Axioma Adds Next Gen Fixed Income and Multi-Asset Models in Risk Service

Axioma, the leading global provider of enterprise risk management, portfolio construction and regulatory reporting solutions, has launched the next generation of its Axioma RiskTM solution which significantly enhances its Fixed Income and Multi-Asset Risk Models. These new, bottom-up risk models are constructed using Axiomas proprietary methodology for modeling global fixed income returns across both developed and emerging markets. This methodology relies on a rigorous, research-based approach that incorporates granular, company-specific data, down to the entity level, in order to produce highly accurate fixed income curves that isolate data signals while reducing data noise.

Building meaningful derived issuer-specific curves and market surfaces to construct risk models is notoriously difficult, said Ian Lumb, Axiomas Head of Risk Solutions. We have spent years cleansing and organizing the underlying fixed income data to develop a proprietary methodology that solves for the main challenges that exist in other fixed income risk models and incorporated these techniques into Axioma Risk.

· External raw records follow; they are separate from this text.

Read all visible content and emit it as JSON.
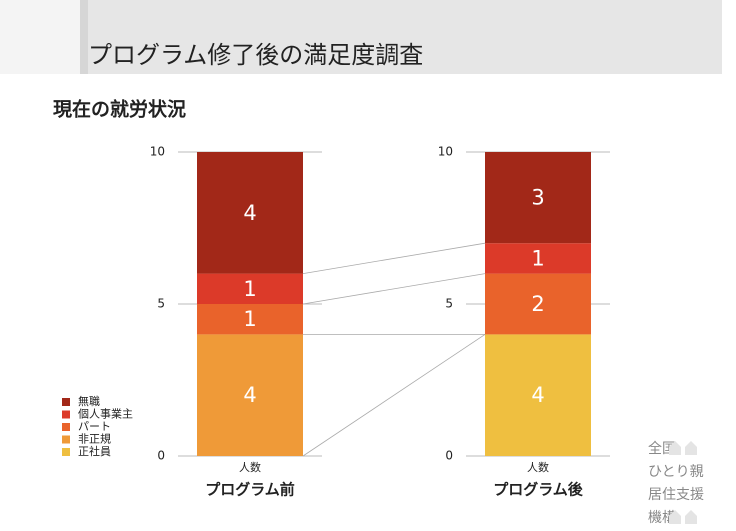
{
  "header": {
    "title": "プログラム修了後の満足度調査",
    "subtitle": "現在の就労状況"
  },
  "chart_data": [
    {
      "type": "bar",
      "stacked": true,
      "categories": [
        "人数"
      ],
      "xlabel": "プログラム前",
      "ylim": [
        0,
        10
      ],
      "yticks": [
        0,
        5,
        10
      ],
      "grid": true,
      "series": [
        {
          "name": "正社員",
          "color": "#efbf40",
          "values": [
            0
          ]
        },
        {
          "name": "非正規",
          "color": "#ef9a38",
          "values": [
            4
          ]
        },
        {
          "name": "パート",
          "color": "#e9632b",
          "values": [
            1
          ]
        },
        {
          "name": "個人事業主",
          "color": "#dc3a29",
          "values": [
            1
          ]
        },
        {
          "name": "無職",
          "color": "#a22818",
          "values": [
            4
          ]
        }
      ]
    },
    {
      "type": "bar",
      "stacked": true,
      "categories": [
        "人数"
      ],
      "xlabel": "プログラム後",
      "ylim": [
        0,
        10
      ],
      "yticks": [
        0,
        5,
        10
      ],
      "grid": true,
      "series": [
        {
          "name": "正社員",
          "color": "#efbf40",
          "values": [
            4
          ]
        },
        {
          "name": "非正規",
          "color": "#ef9a38",
          "values": [
            0
          ]
        },
        {
          "name": "パート",
          "color": "#e9632b",
          "values": [
            2
          ]
        },
        {
          "name": "個人事業主",
          "color": "#dc3a29",
          "values": [
            1
          ]
        },
        {
          "name": "無職",
          "color": "#a22818",
          "values": [
            3
          ]
        }
      ]
    }
  ],
  "footer": {
    "lines": [
      "全国",
      "ひとり親",
      "居住支援",
      "機構"
    ]
  }
}
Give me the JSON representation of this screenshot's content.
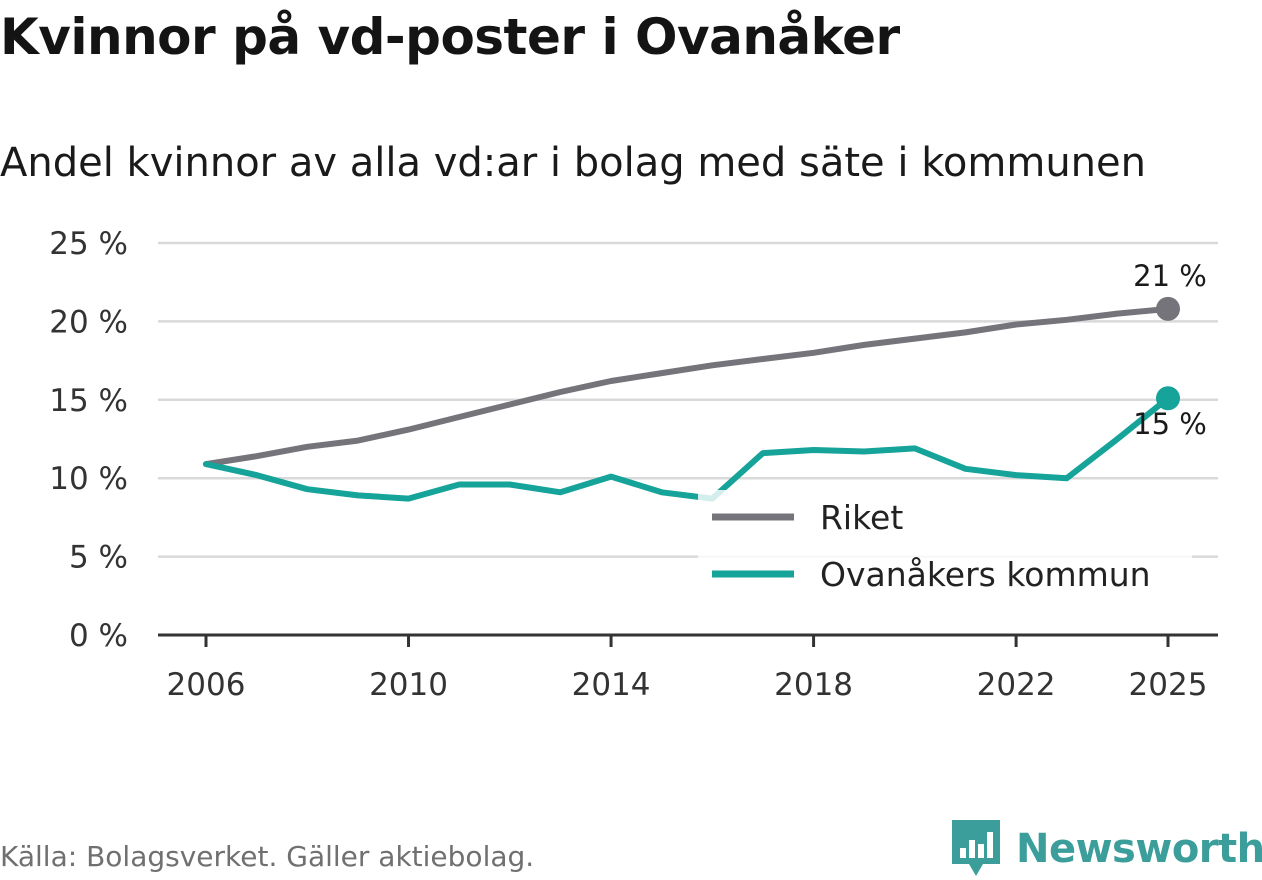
{
  "title": "Kvinnor på vd-poster i Ovanåker",
  "subtitle": "Andel kvinnor av alla vd:ar i bolag med säte i kommunen",
  "source": "Källa: Bolagsverket. Gäller aktiebolag.",
  "brand": {
    "name": "Newsworthy",
    "icon": "bar-chart-speech-bubble-icon"
  },
  "colors": {
    "riket": "#75747b",
    "ovanaker": "#15a39a",
    "grid": "#d9d9d9",
    "axis": "#333333",
    "brand": "#3b9e9a"
  },
  "chart_data": {
    "type": "line",
    "x": [
      2006,
      2007,
      2008,
      2009,
      2010,
      2011,
      2012,
      2013,
      2014,
      2015,
      2016,
      2017,
      2018,
      2019,
      2020,
      2021,
      2022,
      2023,
      2024,
      2025
    ],
    "x_ticks": [
      "2006",
      "2010",
      "2014",
      "2018",
      "2022",
      "2025"
    ],
    "x_tick_values": [
      2006,
      2010,
      2014,
      2018,
      2022,
      2025
    ],
    "y_ticks": [
      "0 %",
      "5 %",
      "10 %",
      "15 %",
      "20 %",
      "25 %"
    ],
    "y_tick_values": [
      0,
      5,
      10,
      15,
      20,
      25
    ],
    "ylim": [
      0,
      25
    ],
    "xlim": [
      2006,
      2025
    ],
    "series": [
      {
        "name": "Riket",
        "color": "#75747b",
        "values": [
          10.9,
          11.4,
          12.0,
          12.4,
          13.1,
          13.9,
          14.7,
          15.5,
          16.2,
          16.7,
          17.2,
          17.6,
          18.0,
          18.5,
          18.9,
          19.3,
          19.8,
          20.1,
          20.5,
          20.8
        ],
        "end_label": "21 %"
      },
      {
        "name": "Ovanåkers kommun",
        "color": "#15a39a",
        "values": [
          10.9,
          10.2,
          9.3,
          8.9,
          8.7,
          9.6,
          9.6,
          9.1,
          10.1,
          9.1,
          8.7,
          11.6,
          11.8,
          11.7,
          11.9,
          10.6,
          10.2,
          10.0,
          12.5,
          15.1
        ],
        "end_label": "15 %"
      }
    ],
    "legend": [
      "Riket",
      "Ovanåkers kommun"
    ],
    "legend_position": "bottom-right",
    "grid": true
  }
}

The new methodology for building credit spread curves and duration times spread (DTS) measures allows the Fixed Income and Multi-Asset models, available through Axioma Risk, to provide users with a more granular and accurate view of entity-specific risk. This ensures that risk budgets are measured and monitored accurately, and that exposures from similar sectors or ratings are not all assumed to have the same risk. This enhanced visibility ensures that portfolio managers, risk managers and central risk book owners are able to model all corporate and non-corporate credit risk accurately across their portfolios and to deconstruct portfolio risk at a truly granular level.

Sub-entities of the same parent company can trade very differently, explains Christoph Schon, Axiomas Head of Applied Research, EMEA. If you treat all entities the same across a given capital structure, then your fixed income risk model may be missing crucial information that can inform your investment process – things like diversification benefits and distressed assets. It is important to be able to identify these elements and to model their impact.

Through a smoothing process that relies on an internally developed machine learning technique, Axioma Risk will also separate out artificial volatility and reduce data noise.

Other new features of the next generation Axioma Risk Fixed Income and Multi-Asset Risk Models include:

  • Decomposition all the way to cashflows
  • Market-consistent pricing and analytics
  • Granular risk factors that are aligned with investment strategies
  • Improved full-revaluation stress tests and risk simulations
  • Consistent classifications

As a best-of-breed risk solutions provider, Axioma continually releases new updates to its risk models across both Equities and Fixed income. Existing users will be able to switch seamlessly to the new best-in-class risk model while new users can directly integrate these models into their existing workflow using Axiomas API-first technology.